A (weighted by eligible voters):
Yes, long lines were common and widespread: 1.9%
Yes, but only at some locations: 26.2%
Yes, but only at one or two locations: 21.3%
There were no appreciable lines in my jurisdiction: 48.0%
Don't know: 2.6%
Strictly speaking, if you live in a jurisdiction (a large city or a small town) that had one precinct with long lines (which would be about 21% of eligible voters), you would, under the headline of the piece, "live in places where election officials admit long lines are a problem." But, that is fairly deceptive: you live in such a place, but it, in all likelihood, does not affect you. There is, of course, the risk it affects you. And it obviously affects some voters there, and some quite substantially. But it certainly does not affect "nearly half" of voters in a way that the sensationalist headline of the story implies.
The text of the story is worse, because it contains an outright inaccuracy.
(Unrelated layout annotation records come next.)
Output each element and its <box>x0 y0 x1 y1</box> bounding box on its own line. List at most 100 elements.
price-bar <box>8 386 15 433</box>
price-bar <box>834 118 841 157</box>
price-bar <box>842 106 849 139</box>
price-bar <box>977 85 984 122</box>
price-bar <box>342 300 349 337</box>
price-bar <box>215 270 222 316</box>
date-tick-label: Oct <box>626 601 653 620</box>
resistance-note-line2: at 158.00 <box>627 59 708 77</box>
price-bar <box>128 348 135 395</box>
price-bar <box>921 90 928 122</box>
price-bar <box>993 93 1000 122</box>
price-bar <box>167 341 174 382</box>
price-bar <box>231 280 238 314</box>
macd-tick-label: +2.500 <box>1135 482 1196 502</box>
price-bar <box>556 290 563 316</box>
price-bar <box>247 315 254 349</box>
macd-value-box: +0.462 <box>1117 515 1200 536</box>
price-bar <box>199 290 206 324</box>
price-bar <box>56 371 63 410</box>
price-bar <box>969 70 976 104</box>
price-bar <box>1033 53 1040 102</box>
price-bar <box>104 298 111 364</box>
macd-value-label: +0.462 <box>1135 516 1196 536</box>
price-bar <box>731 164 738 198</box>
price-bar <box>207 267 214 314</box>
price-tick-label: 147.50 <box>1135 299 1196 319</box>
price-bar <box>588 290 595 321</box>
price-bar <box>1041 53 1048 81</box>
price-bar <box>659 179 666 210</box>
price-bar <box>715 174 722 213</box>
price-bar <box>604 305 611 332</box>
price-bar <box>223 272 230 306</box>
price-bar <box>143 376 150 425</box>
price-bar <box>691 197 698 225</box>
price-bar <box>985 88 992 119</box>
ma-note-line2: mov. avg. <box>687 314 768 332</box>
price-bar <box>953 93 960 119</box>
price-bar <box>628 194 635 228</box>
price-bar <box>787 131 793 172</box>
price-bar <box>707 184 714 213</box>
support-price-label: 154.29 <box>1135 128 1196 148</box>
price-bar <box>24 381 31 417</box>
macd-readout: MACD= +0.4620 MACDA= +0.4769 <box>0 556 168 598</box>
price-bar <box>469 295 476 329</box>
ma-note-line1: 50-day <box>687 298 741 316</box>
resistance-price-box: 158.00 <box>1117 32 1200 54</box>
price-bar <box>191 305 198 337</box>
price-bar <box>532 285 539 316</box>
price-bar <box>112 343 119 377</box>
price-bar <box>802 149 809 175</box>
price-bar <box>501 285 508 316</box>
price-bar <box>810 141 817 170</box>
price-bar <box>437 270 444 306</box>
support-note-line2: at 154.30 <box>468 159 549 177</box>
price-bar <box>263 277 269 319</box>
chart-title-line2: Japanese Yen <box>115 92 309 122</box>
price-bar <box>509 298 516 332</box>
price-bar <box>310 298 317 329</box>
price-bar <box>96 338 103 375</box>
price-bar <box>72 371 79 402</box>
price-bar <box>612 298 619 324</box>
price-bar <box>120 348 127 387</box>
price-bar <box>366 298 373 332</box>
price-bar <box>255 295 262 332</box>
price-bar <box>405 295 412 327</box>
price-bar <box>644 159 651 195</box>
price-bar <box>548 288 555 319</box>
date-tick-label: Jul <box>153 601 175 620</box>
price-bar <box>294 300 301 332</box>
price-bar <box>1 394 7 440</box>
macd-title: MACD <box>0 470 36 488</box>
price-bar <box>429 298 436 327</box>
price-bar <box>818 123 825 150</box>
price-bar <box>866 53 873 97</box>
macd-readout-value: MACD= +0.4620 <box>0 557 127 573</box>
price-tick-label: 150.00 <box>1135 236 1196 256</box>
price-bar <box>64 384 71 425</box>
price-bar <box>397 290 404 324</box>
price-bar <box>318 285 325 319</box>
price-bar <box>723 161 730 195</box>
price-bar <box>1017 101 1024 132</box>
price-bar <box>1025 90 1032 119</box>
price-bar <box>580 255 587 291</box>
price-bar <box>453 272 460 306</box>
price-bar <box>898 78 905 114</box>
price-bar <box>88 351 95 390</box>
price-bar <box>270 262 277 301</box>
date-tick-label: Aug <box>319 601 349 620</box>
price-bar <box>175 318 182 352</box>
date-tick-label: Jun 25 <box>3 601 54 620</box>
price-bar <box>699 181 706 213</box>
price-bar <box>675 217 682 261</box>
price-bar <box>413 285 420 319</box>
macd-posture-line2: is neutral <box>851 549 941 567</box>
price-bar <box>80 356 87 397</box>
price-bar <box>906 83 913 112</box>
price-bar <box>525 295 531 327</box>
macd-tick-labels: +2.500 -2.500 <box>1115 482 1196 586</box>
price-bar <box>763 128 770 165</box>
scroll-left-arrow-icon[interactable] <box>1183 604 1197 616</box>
It says that "nearly half of Americans live in precincts where long lines at the voting booth were a problem," (emphasis added) which isn't what the survey said. "Jurisdictions" are far larger in scope than "precincts," which is why a "jurisdiction" may have "some locations" or "only one or two locations" with long lines.
This is not to say that long lines are not a problem. They clearly are in some places, and Dr. Charles Stewart has conducted excellent research about drilling down the locations and length of lines. (There's very good discussion over the 10 minutes in the video: he notes that it indicates that long lines are "rare," but that it might affect a high volume of voters in that "rare" precinct, and that the risk is higher in big jurisdictions.)
But I don't think this sensationalist "journalism" is productive when it contains an important inaccuracy and fails to link to the relevant source. As the nonpartisan commission is attempting to identify problems with actual facts, distorting them (perhaps in the name of partisanship, or in an effort for sensationalism) doesn't move the ball much.